Ordinary Business Micromanagement Argument.  To the ire of proponents and resulting in some fairly negative press, the staff decided last season that certain proposals were excludable as ordinary business matters because they micromanaged the company.  SLB 14J explains that the policy underlying the ordinary business exception rests on both the proposal’s subject matter and whether it micromanages a company.  A proposal may be excludable under micromanagement, even with a proper subject matter, if it “probe[s] too deeply into matters of a complex nature” when it involves “intricate detail, or seeks to impose specific time-frames or methods for implementing complex policies.”

The examples from last season noted in the SLB 14J included proposals seeking a plan or a report to reach net-zero greenhouse gas emissions by 2030, which imposed a specific time-frame or method.

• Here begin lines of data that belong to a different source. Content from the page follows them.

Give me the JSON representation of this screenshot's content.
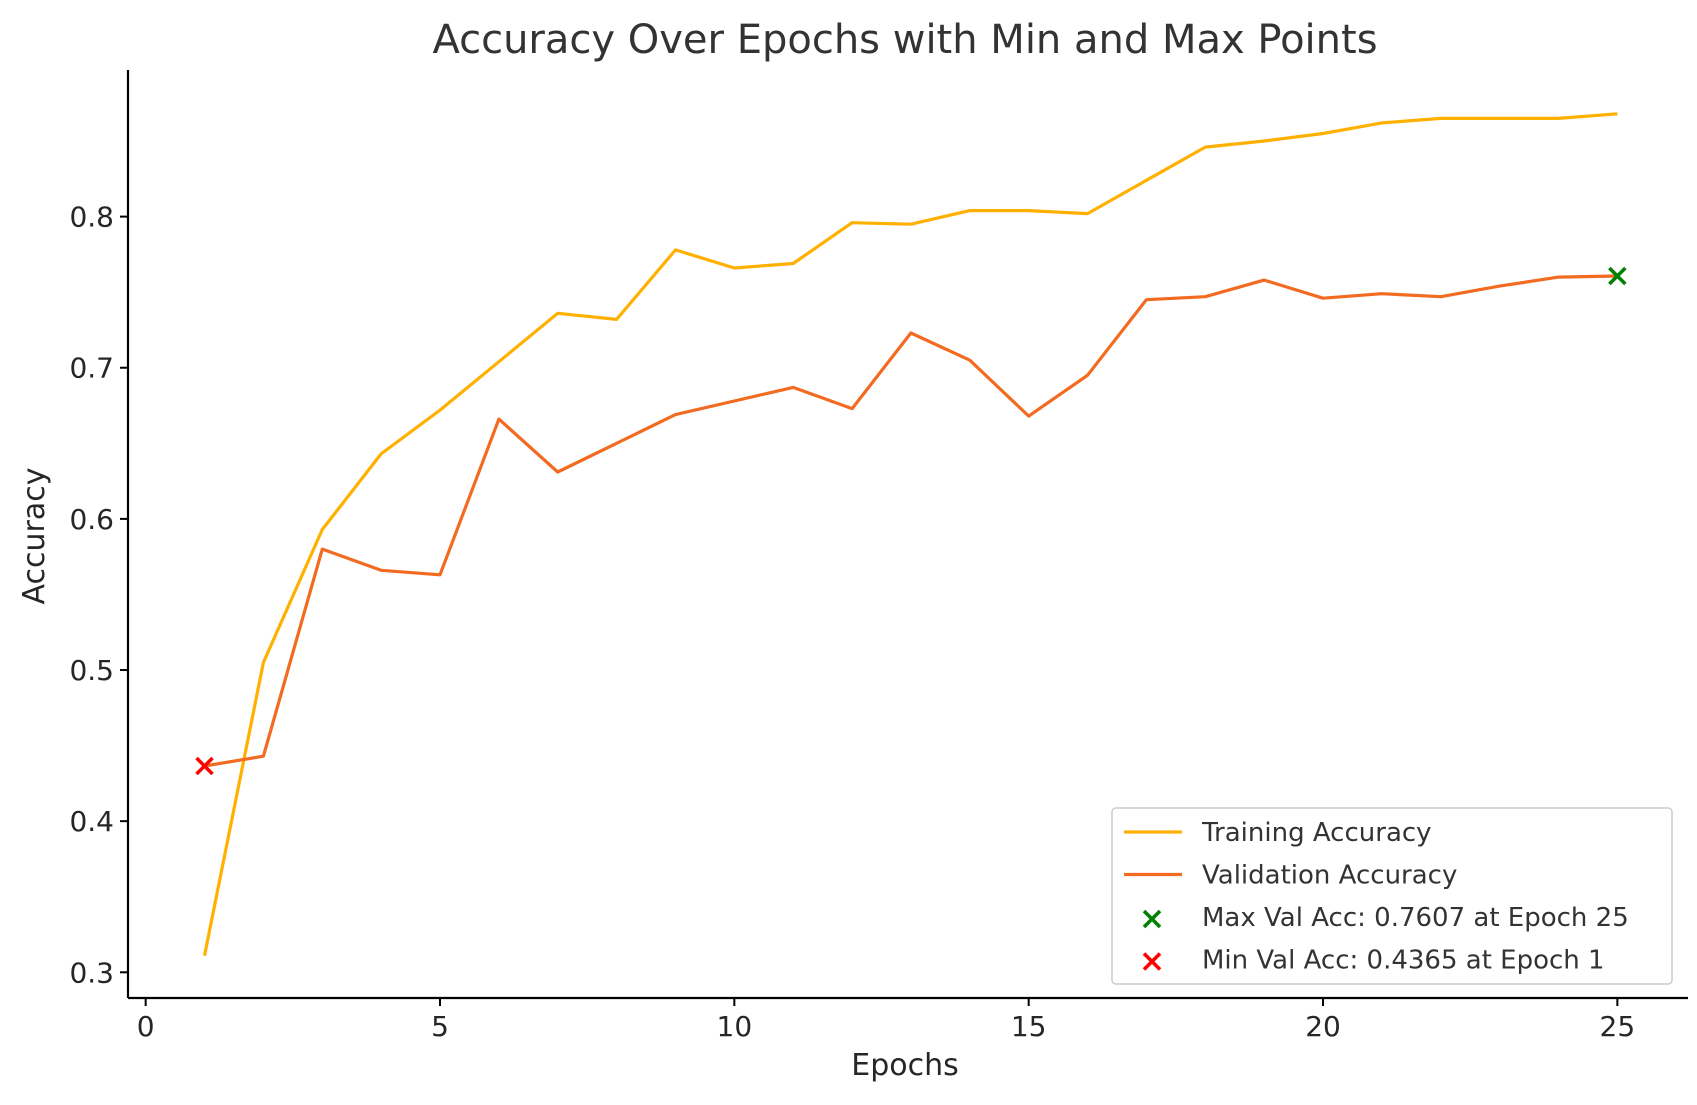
{
  "chart_data": {
    "type": "line",
    "title": "Accuracy Over Epochs with Min and Max Points",
    "xlabel": "Epochs",
    "ylabel": "Accuracy",
    "xlim": [
      -0.3,
      26.2
    ],
    "ylim": [
      0.283,
      0.897
    ],
    "x_ticks": [
      0,
      5,
      10,
      15,
      20,
      25
    ],
    "y_ticks": [
      0.3,
      0.4,
      0.5,
      0.6,
      0.7,
      0.8
    ],
    "grid": false,
    "legend_position": "lower right",
    "x": [
      1,
      2,
      3,
      4,
      5,
      6,
      7,
      8,
      9,
      10,
      11,
      12,
      13,
      14,
      15,
      16,
      17,
      18,
      19,
      20,
      21,
      22,
      23,
      24,
      25
    ],
    "series": [
      {
        "name": "Training Accuracy",
        "color": "#FFB000",
        "values": [
          0.311,
          0.505,
          0.593,
          0.643,
          0.672,
          0.704,
          0.736,
          0.732,
          0.778,
          0.766,
          0.769,
          0.796,
          0.795,
          0.804,
          0.804,
          0.802,
          0.824,
          0.846,
          0.85,
          0.855,
          0.862,
          0.865,
          0.865,
          0.865,
          0.868
        ]
      },
      {
        "name": "Validation Accuracy",
        "color": "#F26B21",
        "values": [
          0.4365,
          0.443,
          0.58,
          0.566,
          0.563,
          0.666,
          0.631,
          0.65,
          0.669,
          0.678,
          0.687,
          0.673,
          0.723,
          0.705,
          0.668,
          0.695,
          0.745,
          0.747,
          0.758,
          0.746,
          0.749,
          0.747,
          0.754,
          0.76,
          0.7607
        ]
      }
    ],
    "markers": [
      {
        "name": "Max Val Acc: 0.7607 at Epoch 25",
        "x": 25,
        "y": 0.7607,
        "color": "#008000",
        "symbol": "x"
      },
      {
        "name": "Min Val Acc: 0.4365 at Epoch 1",
        "x": 1,
        "y": 0.4365,
        "color": "#FF0000",
        "symbol": "x"
      }
    ]
  }
}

Ordinary Business Proposals that Address Senior Executive or Director Compensation

Proposals that relate to the management of the workforce and general employee compensation and benefits are excludable as ordinary business matters, while those focused on senior executive and/or director compensation are viewed as significant policy matters and not excludable.  SLB 14J provides the following guidance on different permutations of these types of proposals where there is crossover:

  • Proposals that address both executive or director compensation and also ordinary business matters.  The staff examines whether the underlying concern of the proposal is truly focused on aspects of executive or director compensation, to ensure that a proposal is not included in the proxy statement simply because it addresses a matter that merely touches upon or implicates executive or director compensation.
  • Proposals that address aspects of executive or director compensation that are also available to the general workforce.  The staff examines whether a primary aspect of the targeted compensation is broadly available or applicable to a company’s general workforce and the company demonstrates that the executives’ or directors’ eligibility to receive the compensation does not implicate significant compensation matters.  If the proposal addresses element of compensation generally available to the workforce, then it is likely excludable.
  • Proposals that micromanage executive or director compensation.  In a change from prior practice, the Division may now agree that proposals addressing executive or director compensation could be excluded on the basis of micromanagement.